真希ちゃんの身体、胸の辺りに手を添える。その手のひらをグッと押し込む。まるで心肺蘇生をするように何度か繰り返す。すると、真希ちゃんの口からボコッと黒いナニかが溢れてきた。
「棘くん!」
棘くんの名前を呼べば、それだけで理解してくれたのか棘くんは口元の制服をずらして、口を開く。
「【爆発しろ】」
真希ちゃんの中に居た呪いは一瞬ギュッとまとまって、そのあと暴発するように爆発した。
良かった良かった。真希ちゃんも無事だし、棘くんの喉も少ししか損傷していないようだ。パンダくんはいつでも動けるような体勢を取っていたけれども、戦闘がなくて良かった。
「で、先輩? どういうことだよ」
「しゃけ」
「うーん。棘くんもパンダくん何も分からずに協力しようとしてくれてたのかぁ。そういうところ好きだよ」
「セ ン パ イ」
「話すと長くなるんだけどね?」
パンダくんの圧を感じた。普段は感じない圧に仕方ないなぁ、と頭を掻いた。
「まず、五条せんせーが絡んでます。そのあと、宿儺の器の子も絡んでます。

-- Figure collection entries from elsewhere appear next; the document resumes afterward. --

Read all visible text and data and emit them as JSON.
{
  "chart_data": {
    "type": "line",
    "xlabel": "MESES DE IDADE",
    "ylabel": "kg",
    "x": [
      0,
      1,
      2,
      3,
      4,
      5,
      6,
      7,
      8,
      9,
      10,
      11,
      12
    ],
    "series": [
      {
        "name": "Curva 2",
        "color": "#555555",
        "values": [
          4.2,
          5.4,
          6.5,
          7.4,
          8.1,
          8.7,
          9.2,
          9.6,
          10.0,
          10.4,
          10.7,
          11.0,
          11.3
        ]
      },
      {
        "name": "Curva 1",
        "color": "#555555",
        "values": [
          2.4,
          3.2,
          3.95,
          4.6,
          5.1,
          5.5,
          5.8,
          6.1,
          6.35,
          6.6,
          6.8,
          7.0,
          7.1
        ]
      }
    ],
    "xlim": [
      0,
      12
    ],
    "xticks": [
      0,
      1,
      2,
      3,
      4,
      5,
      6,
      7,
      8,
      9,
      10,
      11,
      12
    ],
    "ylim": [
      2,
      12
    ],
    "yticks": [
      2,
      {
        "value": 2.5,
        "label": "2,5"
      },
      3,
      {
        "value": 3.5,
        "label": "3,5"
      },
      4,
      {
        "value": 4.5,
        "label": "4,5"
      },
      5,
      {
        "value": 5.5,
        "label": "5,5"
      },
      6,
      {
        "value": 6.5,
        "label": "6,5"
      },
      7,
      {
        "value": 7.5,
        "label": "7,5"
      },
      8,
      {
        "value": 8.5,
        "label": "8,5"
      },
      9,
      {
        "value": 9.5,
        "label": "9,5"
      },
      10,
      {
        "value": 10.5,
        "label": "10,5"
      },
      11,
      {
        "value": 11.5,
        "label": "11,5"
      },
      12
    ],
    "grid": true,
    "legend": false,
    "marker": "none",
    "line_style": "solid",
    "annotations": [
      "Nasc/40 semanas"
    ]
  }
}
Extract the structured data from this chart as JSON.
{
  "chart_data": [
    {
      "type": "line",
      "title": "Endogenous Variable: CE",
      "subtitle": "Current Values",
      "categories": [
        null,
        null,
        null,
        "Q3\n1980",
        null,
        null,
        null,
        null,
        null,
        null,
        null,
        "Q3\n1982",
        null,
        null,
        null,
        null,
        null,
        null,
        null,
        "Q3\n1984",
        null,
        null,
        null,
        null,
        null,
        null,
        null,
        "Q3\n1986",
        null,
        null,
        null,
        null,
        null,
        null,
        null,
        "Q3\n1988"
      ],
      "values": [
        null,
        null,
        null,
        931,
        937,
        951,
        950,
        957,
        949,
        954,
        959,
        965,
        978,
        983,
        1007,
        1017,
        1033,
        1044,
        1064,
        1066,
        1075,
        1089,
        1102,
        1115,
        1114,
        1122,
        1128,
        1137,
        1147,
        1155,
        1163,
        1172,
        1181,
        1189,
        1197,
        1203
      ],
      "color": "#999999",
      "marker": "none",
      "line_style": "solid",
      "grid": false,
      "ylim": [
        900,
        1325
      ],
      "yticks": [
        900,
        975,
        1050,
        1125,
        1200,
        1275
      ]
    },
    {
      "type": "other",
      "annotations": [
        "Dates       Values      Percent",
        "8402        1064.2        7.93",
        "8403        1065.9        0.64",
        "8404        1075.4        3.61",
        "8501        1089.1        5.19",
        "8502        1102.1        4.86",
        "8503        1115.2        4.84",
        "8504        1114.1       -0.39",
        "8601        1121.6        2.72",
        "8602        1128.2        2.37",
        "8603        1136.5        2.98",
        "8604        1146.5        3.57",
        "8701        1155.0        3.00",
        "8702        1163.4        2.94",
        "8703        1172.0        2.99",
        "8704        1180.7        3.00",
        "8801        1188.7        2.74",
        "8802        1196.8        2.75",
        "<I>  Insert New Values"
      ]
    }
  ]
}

以上!」
「げほっ。……それだけで判断しろってか」
「あ、真希ちゃん目が醒めた?」
「あー……気分わりぃ……」
「そうだよねぇ、ごめんねぇ。わたしもなんとか真希ちゃんの体内に入る前になんとかしたかったんだけど……」
「別に。センパイが悪いわけじゃないだろ」
「真希ちゃん……すき!」
「その好意を誰にでも向ける癖やめないと、棘に伝わんねぇんじゃねぇの?」
「……」
「おかか?」
「と、とげくんに……本気で伝えたりなんかしたら……、その、恥ずかしくて学校と任務バックレちゃうかも知れないから……」
「アンタもしかして純情か⁉」
「しゃけ、しゃけ」
「棘くん……! そんな真希ちゃんの言葉に同意しなくても……っ」
涙目で叫べばポンポンと頭を撫でられた。クッ、好きな人に慰められて悔しいのと嬉しいので複雑!
これはまだ平凡な日々のこと。
わたしが任務で命を落とす、ほんの少しだけ前の幸せな日常。